4) Depending on yourself
In a crew, just as in any team, every person is assigned with certain duties. These duties need to be respected as all the team members depend on each other, but they're also an opportunity for every individual to learn to depend on themselves. After all, there are always situations where only one person is able to perform certain assignments so they are forced to develop their independence and self-assurance.
5) Learning how to navigate
Another very useful thing that sailing teaches is how to navigate. In fact, it is a skill that can be used throughout the entire life, regardless of whether one is on water or on dry land. Sailors learn how to read nautical maps and use a compass, how to properly follow weather reports, how to differentiate winds and currents and determine the route based on their directions. Perhaps the most interesting way of navigating one can learn by sailing is celestial navigation. Also known as astronavigation, this skill lets the person specify their location by looking at the starry night sky. And the best part about it is the fact that it requires no tools, which means it can be used even when modern equipment fails.
6) Respecting others
Sharing a boat with a group of different people makes one realize the importance of mutual respect and proper conduct - especially when it comes to safety and personal space. There's even sailing etiquette, a set of rules that regulate behavior on board to ensure that everything goes smoothly and that everyone gets along. The rules contained in sailing etiquette are tightly related to sailing, but many are in essence common good manners that play an important role in building any interpersonal relationship:
- Asking permission to board. Just like knocking on somebody's door when visiting, before stepping on a boat, each person should ask for permission from the highest official present at the given moment.
- Avoiding overpacking.
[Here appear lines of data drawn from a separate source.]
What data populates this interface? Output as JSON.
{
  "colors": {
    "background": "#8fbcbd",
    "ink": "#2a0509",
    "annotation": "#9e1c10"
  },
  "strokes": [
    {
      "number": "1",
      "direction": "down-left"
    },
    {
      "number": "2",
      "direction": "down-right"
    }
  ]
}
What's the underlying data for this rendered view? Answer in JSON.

It is important to respect other people's personal space and avoid taking up too much room by bringing unnecessary items. Everyone also needs to make sure to always keep their things in designated storage areas.
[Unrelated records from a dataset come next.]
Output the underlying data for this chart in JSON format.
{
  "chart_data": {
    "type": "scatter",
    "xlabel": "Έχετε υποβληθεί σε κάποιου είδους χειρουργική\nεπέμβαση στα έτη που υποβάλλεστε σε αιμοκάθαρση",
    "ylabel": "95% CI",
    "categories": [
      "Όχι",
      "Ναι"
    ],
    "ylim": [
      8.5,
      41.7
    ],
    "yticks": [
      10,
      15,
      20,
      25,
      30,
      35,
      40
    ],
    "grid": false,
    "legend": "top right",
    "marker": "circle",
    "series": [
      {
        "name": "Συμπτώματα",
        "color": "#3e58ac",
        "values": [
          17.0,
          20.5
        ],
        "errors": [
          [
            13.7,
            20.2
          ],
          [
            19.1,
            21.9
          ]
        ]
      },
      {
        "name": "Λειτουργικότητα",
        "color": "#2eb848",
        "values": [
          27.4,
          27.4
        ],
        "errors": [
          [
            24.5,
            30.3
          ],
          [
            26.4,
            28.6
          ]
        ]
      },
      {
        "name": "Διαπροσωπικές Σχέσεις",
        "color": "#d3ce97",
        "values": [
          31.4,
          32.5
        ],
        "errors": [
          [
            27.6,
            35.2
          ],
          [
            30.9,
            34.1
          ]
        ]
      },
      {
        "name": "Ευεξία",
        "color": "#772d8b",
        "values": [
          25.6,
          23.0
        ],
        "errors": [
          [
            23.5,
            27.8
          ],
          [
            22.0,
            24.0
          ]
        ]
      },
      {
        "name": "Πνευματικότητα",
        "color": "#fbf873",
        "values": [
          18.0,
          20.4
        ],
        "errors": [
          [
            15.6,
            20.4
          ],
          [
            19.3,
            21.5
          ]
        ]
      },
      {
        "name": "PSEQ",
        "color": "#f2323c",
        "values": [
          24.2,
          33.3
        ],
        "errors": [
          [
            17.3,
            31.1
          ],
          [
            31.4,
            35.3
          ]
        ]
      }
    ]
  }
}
- Thinking about the safety of others. It is advisable to check up on people and make sure that everyone is safe.
- Bringing something others can use. For example, some scuba diving equipment won't take up too much space, but can be a source of fun for everyone.
- Offering help. When enthusiasm gets the best of them, people sometimes do things which are more annoying than helpful. For this reason, each crew member needs to make sure they don't get in anyone's way and that they always ask and offer help.
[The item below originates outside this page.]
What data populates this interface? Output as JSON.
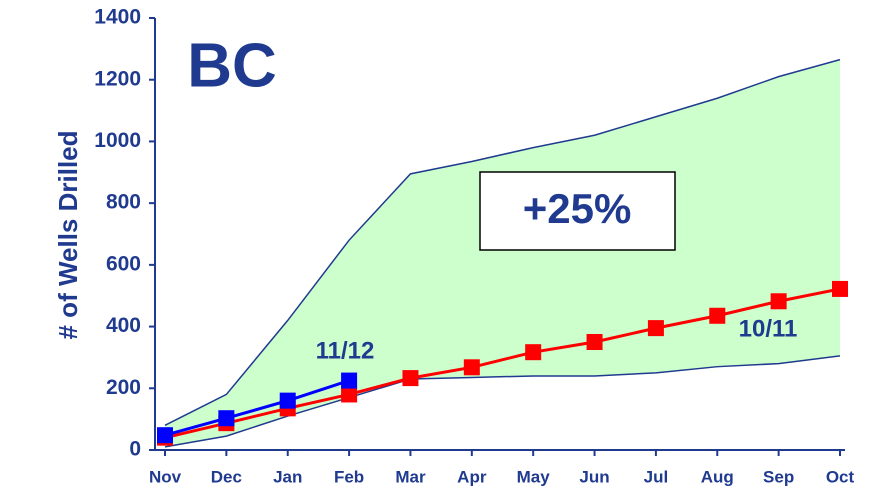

- Avoiding making a mess. Remembering to keep things neat and tidy is essential. Each crew member should take care not to leave their things around, to pick up the trash, use the restroom (known on a boat as the head) accordingly, and keep the noise down at times when it might cause inconvenience to others.
7) Learning to be open to new experiences
"Not all those who wander are lost", says a popular quote from Tolkien's "The Lord of the Rings", and this is definitely true when it comes to sailing. People take up this hobby to explore new sights and sounds, discover new places - and perhaps make some new friends along the way. And for those who favor sailing as a long-term hobby, the biggest exploration that occurs is usually that within themselves. Sailing helps them to improve both physically and mentally, and get to know themselves better.